If a variable is in fact explanatory, then we want to see both
beta_1_explanatory
move its distribution to 1
and for
beta_1_explanatory * beta_1
to move to the right value.
Let’s try that experiment.
n_example <- 100
actual_b1 <- 0.7
actual_b0 <- 0.3
d <- data.frame(x = rnorm(n_example))
d$y <- actual_b1 * d$x + actual_b0 + rnorm(nrow(d), mean = 0, sd = 1)

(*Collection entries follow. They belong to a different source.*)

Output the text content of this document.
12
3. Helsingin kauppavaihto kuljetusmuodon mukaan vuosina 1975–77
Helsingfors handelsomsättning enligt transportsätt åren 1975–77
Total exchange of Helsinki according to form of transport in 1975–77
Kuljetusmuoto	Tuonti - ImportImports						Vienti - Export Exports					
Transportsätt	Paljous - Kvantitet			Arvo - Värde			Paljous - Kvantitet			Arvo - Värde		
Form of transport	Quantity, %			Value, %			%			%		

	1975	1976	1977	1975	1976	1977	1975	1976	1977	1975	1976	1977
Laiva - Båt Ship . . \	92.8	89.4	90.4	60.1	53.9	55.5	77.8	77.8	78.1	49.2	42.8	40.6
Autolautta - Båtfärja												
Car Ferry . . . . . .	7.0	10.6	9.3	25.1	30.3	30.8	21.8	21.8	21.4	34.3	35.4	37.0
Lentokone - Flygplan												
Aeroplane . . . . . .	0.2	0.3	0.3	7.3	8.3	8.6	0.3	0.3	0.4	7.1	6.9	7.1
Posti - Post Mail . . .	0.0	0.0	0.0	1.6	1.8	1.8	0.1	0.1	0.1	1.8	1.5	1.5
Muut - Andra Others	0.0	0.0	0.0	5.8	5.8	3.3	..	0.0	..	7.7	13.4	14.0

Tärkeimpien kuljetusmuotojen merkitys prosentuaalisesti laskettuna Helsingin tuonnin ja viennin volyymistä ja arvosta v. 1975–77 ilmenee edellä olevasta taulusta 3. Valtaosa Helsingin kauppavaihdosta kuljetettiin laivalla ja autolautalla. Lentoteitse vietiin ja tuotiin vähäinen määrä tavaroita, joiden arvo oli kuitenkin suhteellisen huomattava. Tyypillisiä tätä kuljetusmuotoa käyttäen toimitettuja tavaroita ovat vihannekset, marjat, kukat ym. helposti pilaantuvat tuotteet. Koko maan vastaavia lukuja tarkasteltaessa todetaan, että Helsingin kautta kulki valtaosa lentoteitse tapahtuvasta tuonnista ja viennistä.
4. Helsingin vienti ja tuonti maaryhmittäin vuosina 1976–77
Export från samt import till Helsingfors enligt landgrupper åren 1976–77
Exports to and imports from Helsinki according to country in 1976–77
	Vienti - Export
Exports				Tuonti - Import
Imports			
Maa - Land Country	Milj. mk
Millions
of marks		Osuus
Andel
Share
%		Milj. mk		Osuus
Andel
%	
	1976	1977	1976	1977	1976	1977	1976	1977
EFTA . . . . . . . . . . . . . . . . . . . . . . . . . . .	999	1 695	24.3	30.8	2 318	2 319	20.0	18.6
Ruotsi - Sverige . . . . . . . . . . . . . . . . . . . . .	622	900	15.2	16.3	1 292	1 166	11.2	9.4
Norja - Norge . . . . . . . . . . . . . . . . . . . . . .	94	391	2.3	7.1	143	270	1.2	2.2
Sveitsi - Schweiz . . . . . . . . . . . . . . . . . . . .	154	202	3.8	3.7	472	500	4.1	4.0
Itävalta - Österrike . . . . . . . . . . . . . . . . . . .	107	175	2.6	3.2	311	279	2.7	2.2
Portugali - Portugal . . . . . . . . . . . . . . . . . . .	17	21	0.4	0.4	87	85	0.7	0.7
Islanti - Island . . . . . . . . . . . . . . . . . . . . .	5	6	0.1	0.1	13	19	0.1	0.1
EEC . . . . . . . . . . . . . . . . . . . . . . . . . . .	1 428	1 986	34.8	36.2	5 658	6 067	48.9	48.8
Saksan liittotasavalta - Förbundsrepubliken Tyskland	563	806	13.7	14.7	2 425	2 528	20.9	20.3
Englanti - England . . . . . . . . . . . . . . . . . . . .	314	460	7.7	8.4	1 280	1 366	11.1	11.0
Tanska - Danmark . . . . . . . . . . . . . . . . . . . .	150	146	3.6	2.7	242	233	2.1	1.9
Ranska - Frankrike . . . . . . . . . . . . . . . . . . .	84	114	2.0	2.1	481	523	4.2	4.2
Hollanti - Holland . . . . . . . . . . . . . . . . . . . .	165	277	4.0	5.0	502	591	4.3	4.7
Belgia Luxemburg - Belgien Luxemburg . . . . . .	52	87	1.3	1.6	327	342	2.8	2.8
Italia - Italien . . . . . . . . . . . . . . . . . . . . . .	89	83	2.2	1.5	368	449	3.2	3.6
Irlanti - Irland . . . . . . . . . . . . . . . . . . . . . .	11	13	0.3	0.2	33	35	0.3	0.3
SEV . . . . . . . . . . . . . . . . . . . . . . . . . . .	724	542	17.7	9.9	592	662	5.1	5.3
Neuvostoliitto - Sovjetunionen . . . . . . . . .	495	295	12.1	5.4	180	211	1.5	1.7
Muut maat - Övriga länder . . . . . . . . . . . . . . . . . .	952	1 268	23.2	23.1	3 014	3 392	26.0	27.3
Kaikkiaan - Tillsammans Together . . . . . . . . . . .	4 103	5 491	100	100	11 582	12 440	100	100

params <- generate_params()
params$posterior_weight <- p_data_given_params(
params = params,
data = d,
fn_factory = mk_fun_p_data_given_params_with_conditional,
cl = cl)
plot_parameter(
params, 'beta_1_explanatory',
subtitle = 'conditional model, beta_1 beta_1_explanatory',
use_hist = TRUE)
This looks good, in this case the posterior distribution for
beta_1_explanatory
is more concentrated towards 1
, indicating the
data has evidence for using the associated variable x
.
Let’s look out our main (composite) parameter of interest
beta_1_explanatory * beta_1
.
params$beta_1_explanatory <- params$beta_1_explanatory * params$beta_1
plot_parameter(
params, 'beta_1_explanatory',
subtitle = 'conditional model, beta_1 * beta_1_explanatory',
use_hist = TRUE,
bins = 100)
The joint estimate of beta_1_explanatory * beta_1
is similar to the
unobserved true model that generated the observed data
(d$y <- actual_b1 * d$x + actual_b0 + rnorm(nrow(d), mean = 0, sd = 1)
).
The procedure worked. The inference recovered the parameters that generated the data. This is going to be a small measure less statistically efficient than a standard regression, as the inference was forced to consider cases. But the procedure seems sound.
# cleanup
if(!is.null(cl)) {
parallel::stopCluster(cl)
cl <- NULL
}
Variable selection falls out naturally from the right sort of Bayesian model. If a column is not explanatory, correct fitting procedures can have a high probability of exactly excluding it. If you are using columns that are not all strenuously pre-vetted for your problem you should probably introduce some variable selection to your data science or machine learning workflow. Identifying that a column may have no effect is not the same as saying a column has at most a small effect. Though thinking in terms of mere averages or point estimates sometimes is not rich enough to distinguish these two concepts.